February 20, 2014 | Comments Off on Merry and not so merry-go-rounds | Betsy Woodman
Long after we returned from India, my mother used to brag about the birthday parties we’d had there. She pitied the poor pathetic kids who had grown up in the States, since they didn’t have the resources for a bang-up celebration. Such as street entertainers—dancers, snake charmers, performing monkeys, stilt-walkers, acrobats, puppeteers, jugglers….you name it.
Best of all, in my mom’s opinion, was having a merry-go-around set up in the yard, and that was always my favorite, too. There’s a romance to a carousel, even if it’s only a simple wooden structure with four or six animals. It’s mysterious why this ride should be fun—you’re certainly not going anywhere, and you’ve always got the same view, the rear end of the animal in front of you and the back of the rider. Yet, it is wonderful.
Here’s Jane, trying out a wooden lion before her fifth birthday party, in Delhi.
Now she’s scrubbed up, with her hair tightly braided.
I mentioned dancing bears at birthday parties in my biographical notes at the back of Jana Bibi’s Excellent Fortunes (the essay is downloadable here). After publication, I got a letter from an animal rights activist saying that for years she had been working against the practice of making bears “dance” and wanted to know how I felt about the issue.
That gave me pause. Yes, of course, there had to be a dark side to what was going on in those sunny days. What was going on in the minds of those dancing bears? How well were they treated, kept, fed? Had they been captured in the wild as infants? And how about the humans? What kind of a living did the keepers make?

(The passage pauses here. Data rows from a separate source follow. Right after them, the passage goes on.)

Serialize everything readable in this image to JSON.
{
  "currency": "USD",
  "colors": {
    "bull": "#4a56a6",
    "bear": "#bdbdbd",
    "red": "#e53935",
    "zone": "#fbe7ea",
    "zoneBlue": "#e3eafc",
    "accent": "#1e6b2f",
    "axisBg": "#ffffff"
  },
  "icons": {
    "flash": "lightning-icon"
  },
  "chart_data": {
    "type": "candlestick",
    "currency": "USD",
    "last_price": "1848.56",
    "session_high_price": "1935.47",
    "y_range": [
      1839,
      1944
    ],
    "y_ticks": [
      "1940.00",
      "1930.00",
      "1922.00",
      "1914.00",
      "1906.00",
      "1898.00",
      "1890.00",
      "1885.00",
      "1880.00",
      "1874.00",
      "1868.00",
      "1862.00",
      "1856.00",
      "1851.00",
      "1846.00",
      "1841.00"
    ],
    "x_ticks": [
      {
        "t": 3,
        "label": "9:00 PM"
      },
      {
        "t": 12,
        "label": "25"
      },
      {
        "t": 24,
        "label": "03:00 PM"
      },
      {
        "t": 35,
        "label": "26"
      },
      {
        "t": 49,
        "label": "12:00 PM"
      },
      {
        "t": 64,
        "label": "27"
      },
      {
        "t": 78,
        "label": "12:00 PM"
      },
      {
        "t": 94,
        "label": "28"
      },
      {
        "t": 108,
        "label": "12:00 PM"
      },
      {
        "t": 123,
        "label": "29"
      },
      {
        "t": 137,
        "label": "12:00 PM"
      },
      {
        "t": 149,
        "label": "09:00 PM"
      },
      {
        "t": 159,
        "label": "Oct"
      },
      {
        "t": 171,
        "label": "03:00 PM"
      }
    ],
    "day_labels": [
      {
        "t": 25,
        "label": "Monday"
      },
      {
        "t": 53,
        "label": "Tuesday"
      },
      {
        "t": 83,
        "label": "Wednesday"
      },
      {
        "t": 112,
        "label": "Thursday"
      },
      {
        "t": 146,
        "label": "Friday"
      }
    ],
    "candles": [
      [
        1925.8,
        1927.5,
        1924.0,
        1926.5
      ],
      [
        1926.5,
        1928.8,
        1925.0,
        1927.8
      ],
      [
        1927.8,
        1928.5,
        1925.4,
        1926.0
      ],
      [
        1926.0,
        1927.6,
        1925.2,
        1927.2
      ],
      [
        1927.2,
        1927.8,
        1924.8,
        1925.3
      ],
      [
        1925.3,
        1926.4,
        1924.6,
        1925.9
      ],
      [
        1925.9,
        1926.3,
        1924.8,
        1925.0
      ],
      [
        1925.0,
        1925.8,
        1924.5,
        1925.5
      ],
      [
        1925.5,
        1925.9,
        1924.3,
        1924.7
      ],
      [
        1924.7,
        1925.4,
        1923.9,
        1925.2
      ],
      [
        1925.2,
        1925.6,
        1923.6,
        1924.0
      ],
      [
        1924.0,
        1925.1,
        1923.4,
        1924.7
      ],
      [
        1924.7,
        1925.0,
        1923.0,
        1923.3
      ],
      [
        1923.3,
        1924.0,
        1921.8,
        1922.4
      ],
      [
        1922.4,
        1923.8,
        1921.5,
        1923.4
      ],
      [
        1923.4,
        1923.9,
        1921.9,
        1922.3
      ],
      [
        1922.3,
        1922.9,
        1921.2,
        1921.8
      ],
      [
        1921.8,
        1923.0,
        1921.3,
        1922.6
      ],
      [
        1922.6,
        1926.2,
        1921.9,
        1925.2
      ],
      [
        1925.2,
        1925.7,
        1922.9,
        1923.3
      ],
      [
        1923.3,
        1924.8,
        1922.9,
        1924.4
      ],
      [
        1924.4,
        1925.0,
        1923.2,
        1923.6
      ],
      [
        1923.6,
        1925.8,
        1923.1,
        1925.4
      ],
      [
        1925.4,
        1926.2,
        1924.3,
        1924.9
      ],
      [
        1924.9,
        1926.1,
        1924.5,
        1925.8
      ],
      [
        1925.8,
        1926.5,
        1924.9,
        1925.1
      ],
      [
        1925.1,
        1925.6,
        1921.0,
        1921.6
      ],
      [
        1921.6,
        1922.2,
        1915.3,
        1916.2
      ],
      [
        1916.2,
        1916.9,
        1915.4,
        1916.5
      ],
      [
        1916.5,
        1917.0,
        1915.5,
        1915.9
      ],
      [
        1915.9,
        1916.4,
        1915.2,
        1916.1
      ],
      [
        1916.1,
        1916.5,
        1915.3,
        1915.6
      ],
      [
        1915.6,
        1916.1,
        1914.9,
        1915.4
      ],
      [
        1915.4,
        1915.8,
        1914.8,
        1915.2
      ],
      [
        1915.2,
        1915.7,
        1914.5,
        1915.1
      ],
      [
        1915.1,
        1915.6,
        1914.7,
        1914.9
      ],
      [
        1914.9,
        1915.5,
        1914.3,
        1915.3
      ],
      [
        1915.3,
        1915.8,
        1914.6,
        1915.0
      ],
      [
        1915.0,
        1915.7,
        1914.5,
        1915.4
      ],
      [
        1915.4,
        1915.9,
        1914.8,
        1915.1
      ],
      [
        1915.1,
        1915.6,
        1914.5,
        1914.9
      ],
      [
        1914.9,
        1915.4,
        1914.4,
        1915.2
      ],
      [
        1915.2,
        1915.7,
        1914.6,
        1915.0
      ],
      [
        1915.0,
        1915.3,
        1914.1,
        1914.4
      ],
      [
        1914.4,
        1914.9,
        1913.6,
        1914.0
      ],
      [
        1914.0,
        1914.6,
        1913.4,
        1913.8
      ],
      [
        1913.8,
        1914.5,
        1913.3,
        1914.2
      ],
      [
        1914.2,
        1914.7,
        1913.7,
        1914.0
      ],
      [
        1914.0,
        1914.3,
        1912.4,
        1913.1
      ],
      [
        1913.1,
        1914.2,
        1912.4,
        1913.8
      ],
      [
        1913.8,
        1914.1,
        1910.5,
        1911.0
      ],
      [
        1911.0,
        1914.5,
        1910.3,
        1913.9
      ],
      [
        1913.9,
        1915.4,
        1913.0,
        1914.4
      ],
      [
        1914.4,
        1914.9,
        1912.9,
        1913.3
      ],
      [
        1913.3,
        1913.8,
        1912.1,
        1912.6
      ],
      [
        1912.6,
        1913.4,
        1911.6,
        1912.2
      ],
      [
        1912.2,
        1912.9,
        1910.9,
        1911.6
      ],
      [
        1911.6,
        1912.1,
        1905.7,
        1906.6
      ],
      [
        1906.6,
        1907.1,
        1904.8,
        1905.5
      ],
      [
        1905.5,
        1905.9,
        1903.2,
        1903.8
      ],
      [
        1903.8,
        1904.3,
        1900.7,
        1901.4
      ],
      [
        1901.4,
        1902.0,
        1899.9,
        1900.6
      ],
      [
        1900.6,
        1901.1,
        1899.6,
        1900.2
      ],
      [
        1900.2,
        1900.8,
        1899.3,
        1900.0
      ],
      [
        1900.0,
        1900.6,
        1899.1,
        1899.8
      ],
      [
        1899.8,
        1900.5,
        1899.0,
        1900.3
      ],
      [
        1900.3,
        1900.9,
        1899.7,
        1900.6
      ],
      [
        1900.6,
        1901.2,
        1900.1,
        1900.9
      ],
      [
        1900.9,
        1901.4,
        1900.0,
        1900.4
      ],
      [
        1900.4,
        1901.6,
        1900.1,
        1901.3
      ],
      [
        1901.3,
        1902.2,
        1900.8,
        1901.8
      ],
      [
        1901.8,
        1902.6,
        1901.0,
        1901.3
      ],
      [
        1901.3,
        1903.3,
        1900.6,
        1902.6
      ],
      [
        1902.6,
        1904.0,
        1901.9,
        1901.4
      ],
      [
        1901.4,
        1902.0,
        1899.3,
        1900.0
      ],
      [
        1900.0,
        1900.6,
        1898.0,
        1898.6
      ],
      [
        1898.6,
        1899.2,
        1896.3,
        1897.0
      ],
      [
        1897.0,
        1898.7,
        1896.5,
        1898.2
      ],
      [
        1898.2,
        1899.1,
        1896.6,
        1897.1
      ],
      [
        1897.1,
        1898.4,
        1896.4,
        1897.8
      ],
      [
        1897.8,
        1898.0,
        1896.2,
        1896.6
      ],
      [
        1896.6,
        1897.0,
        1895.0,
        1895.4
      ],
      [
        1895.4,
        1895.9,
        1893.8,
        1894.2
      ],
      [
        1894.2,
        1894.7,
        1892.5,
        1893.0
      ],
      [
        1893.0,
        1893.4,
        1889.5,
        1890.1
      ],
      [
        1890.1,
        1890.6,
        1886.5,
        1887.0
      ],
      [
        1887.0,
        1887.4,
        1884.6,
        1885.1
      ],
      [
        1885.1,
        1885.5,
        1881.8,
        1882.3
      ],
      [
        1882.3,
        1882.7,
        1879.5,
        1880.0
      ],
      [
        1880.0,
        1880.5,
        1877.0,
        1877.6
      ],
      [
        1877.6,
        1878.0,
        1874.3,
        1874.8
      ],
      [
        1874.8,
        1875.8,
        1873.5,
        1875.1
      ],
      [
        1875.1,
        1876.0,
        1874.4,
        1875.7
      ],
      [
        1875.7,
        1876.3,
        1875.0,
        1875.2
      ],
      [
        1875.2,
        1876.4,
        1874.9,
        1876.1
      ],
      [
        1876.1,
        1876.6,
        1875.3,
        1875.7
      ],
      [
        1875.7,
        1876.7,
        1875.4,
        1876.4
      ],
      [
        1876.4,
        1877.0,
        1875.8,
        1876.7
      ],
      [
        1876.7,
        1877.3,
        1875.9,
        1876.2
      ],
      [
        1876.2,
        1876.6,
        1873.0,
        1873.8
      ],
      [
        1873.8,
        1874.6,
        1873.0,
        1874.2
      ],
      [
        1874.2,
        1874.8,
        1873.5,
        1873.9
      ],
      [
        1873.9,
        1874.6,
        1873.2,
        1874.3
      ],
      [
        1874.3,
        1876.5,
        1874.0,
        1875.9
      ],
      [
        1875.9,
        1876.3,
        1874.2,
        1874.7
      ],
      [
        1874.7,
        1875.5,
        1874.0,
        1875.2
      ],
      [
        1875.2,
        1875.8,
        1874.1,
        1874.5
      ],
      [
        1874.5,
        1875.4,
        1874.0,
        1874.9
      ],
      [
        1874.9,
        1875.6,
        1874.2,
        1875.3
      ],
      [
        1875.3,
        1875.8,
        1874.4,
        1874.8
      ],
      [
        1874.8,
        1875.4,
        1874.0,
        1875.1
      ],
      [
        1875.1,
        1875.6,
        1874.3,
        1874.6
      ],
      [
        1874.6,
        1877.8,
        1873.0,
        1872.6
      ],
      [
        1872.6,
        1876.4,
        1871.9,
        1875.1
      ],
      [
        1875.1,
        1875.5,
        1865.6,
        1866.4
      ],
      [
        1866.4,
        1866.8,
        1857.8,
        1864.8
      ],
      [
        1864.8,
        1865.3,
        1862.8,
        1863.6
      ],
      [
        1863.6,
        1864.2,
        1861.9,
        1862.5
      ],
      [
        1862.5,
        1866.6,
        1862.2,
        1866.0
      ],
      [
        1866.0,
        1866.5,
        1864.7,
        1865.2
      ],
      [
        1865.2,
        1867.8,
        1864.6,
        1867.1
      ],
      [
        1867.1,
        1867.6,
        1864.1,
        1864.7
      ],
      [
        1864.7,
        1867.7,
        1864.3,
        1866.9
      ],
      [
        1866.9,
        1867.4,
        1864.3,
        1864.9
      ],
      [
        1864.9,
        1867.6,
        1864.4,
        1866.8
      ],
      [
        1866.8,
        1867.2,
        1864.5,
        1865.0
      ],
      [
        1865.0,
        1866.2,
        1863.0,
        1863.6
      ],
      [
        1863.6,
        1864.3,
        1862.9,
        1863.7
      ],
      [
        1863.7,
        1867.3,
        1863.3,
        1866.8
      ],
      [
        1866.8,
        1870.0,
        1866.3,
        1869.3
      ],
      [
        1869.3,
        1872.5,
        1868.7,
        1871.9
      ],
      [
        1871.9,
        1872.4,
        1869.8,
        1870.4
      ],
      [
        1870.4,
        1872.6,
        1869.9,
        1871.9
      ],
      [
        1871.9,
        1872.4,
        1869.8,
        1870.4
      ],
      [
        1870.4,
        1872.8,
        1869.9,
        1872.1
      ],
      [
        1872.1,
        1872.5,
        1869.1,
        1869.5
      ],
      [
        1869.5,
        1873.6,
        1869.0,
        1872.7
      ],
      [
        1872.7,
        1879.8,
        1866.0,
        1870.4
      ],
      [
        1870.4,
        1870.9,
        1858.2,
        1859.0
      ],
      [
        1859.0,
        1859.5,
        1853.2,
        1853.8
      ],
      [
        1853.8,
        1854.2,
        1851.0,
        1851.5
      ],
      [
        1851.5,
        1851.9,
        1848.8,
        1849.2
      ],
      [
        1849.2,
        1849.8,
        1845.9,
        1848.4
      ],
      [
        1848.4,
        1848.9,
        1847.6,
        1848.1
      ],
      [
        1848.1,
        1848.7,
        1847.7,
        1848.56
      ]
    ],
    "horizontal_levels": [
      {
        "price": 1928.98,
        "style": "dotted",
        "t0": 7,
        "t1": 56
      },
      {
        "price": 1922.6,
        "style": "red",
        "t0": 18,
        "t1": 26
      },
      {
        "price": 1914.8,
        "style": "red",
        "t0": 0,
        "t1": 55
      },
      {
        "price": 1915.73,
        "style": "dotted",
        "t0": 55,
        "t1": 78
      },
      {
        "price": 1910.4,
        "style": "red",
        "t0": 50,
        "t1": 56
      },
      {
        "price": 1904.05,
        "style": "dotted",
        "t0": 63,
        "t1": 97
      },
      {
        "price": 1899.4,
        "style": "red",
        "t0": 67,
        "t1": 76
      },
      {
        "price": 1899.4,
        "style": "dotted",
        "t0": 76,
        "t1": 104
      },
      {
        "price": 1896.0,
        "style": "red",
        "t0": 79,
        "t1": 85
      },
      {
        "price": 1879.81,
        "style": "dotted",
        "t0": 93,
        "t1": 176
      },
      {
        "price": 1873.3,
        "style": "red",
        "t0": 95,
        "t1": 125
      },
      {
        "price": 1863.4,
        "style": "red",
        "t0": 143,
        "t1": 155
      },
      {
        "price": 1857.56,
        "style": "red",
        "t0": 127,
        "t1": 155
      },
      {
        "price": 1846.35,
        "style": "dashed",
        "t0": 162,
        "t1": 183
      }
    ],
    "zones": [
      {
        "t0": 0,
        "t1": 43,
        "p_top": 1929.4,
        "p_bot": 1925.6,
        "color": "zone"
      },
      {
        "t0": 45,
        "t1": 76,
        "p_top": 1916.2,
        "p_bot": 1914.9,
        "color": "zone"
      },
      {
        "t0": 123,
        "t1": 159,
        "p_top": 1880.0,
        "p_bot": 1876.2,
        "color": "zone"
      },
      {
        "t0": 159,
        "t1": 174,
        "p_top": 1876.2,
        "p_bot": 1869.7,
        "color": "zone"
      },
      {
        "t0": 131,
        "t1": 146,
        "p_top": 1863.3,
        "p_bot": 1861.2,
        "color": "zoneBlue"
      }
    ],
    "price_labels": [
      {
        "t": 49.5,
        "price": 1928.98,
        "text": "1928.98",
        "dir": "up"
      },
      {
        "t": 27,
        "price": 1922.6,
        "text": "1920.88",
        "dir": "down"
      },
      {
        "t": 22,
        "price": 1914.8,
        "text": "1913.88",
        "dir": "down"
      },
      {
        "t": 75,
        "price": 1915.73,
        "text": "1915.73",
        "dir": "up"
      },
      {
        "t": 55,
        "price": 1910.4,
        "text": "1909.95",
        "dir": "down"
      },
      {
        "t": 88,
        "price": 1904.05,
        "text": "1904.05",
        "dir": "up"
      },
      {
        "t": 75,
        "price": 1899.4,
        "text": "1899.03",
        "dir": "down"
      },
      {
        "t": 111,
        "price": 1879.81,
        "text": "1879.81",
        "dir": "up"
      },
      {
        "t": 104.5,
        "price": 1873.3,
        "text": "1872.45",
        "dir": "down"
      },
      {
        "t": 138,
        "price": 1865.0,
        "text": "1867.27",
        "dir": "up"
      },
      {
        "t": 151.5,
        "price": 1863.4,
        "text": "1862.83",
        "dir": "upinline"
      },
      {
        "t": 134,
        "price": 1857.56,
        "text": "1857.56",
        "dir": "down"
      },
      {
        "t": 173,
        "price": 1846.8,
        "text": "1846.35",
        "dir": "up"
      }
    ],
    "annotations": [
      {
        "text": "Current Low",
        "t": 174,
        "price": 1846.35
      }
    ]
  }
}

Our old black-and-white photos suggest that some of the humans weren’t having much fun. Here are the two men who set up the merry-go-round for Jane’s party. I presume that the older one (on the left) was the boss, and the younger one his son, or nephew, or reluctant underling. Perhaps both men in the picture were the poorly paid and abused employees of the owner of the equipment. On the other hand, maybe they were doing quite well and having a reasonably good time. I’ll never know now.
I continue to sift through these photos of strangers photographed more than a half century ago. This young woman, accompanied by a drummer, danced into our driveway in Chennai and out again.